Distribution and Habitat: The core distribution of this variety (but see below) is from central Texas to northeastern Mexico, in the state of Coahuila, along streams and gullies surrounded by relatively dry habitat and various scrub and forest types.

Although the extremes of Platanus occidentalis var. palmeri in northern Mexico are distinctive, the trends in characters which do exist (smaller, more entire-margined, more glabrate leaves, and smaller capitula) appear to be clinal from Texas into northern Mexico. Most of the material from the Edwards Plateau of central Texas is referable to P. occidentalis var. palmeri, as is all of the material from Coahuila. Material referable to both varieties occurs at wetter sites on the plateau, and along its east escarpment, as at Austin, Texas. To the east of this zone, most material is referrable to var. occidentalis. However, material which approaches var. palmeri occurs sporadically through east Texas into Oklahoma, Iowa, Arkansas, and Louisiana, and even rarely in the eastern coastal states.
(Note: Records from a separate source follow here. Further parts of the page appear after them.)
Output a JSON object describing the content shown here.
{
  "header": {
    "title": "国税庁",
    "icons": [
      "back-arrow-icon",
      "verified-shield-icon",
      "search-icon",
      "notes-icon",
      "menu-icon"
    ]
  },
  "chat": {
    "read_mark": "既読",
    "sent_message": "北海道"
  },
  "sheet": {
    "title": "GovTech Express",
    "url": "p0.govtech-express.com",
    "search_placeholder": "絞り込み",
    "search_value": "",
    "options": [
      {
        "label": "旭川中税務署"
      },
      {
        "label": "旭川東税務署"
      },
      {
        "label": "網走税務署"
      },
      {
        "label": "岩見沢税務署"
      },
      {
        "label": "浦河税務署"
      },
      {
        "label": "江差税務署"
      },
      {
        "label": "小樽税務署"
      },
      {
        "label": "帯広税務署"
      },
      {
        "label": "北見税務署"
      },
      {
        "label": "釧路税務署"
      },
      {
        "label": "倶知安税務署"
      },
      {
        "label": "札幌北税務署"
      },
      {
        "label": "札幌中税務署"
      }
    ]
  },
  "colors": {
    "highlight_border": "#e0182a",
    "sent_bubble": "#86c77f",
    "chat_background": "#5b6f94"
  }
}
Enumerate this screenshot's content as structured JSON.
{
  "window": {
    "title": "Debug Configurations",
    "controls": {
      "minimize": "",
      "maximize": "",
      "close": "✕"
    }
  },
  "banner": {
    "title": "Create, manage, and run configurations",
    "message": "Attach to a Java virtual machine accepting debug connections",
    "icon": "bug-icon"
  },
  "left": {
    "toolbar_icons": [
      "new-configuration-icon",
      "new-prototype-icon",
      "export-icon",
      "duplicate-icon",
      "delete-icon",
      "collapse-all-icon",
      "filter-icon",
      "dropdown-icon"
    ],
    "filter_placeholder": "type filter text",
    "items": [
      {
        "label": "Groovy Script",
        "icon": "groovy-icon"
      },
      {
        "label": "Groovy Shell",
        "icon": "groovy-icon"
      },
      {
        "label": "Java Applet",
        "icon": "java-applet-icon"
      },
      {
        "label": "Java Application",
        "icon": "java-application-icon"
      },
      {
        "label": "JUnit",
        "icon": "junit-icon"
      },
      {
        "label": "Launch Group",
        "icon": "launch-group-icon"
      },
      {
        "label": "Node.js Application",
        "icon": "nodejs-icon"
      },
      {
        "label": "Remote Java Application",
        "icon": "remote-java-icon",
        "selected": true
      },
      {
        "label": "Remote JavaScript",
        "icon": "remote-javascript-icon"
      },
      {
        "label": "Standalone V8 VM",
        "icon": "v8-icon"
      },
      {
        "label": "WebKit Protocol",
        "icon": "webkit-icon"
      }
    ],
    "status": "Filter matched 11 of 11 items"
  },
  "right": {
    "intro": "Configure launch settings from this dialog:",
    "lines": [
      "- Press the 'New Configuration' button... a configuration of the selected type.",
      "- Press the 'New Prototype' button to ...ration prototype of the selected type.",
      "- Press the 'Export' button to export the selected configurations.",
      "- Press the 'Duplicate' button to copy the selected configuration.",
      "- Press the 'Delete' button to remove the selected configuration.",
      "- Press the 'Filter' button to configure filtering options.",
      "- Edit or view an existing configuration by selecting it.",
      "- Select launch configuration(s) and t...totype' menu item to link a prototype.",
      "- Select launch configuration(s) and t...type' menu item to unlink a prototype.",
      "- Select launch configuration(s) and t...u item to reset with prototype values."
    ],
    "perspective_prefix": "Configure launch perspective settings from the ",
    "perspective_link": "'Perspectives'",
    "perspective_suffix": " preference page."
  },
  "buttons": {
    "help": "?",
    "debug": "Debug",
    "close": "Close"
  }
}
Representative Specimens Examined: MEXICO. Coahuila: streams near Díaz (Piedras Negras), 24 Apr 1900, Pringle 8319 (syntype: A, GH(2), MEXU, MO, NY, PH, US(3); Mpio. Mélchor Múzquiz, 61 km N of Múzquiz, 18 Sep 1999, Villarreal 8757 (TEX); Hacienda Mariposa, near Puerto Santa Ana, 24 Jun 1936, Wynd & Mueller 657 (A, MICH, MO, NY, US); Hacienda San Rafael, Sabinas River, 18 Aug 1937, Wynd 702 (A, GH, MEXU, MO, NY, US); Saltillo, 5 Apr 1887, Sargent s.n. (syntype: A). UNITED STATES. Texas: Anderson Co: 14 mi SW of Jacksonville, 1 Apr 1982, Poole & Watson 2522 (TEX); Burnett Co: 9 km NW of spur 191 on Hwy 71, Poole & Watson 2352 (TEX); Kerr Co: Kerrville: 1925 Apr 1894, Heller 1622 (PH); 18 Jul 1981, Poole & Watson 2354 (TEX); Travis Co: Austin, 30 May 1974, Nee & Whalen 11846 (LL, WIS); 25 Mar 1982, Nixon 3624 (TEX); Uvalde Co: along Rio Frio, Garner State Park, 16 Apr 1957, Correll, et al. 15935 (LL); Val Verde Co: 16 km NW of Del Rio, 8 Apr 1951, Warnock & Cameron 9907 (LL).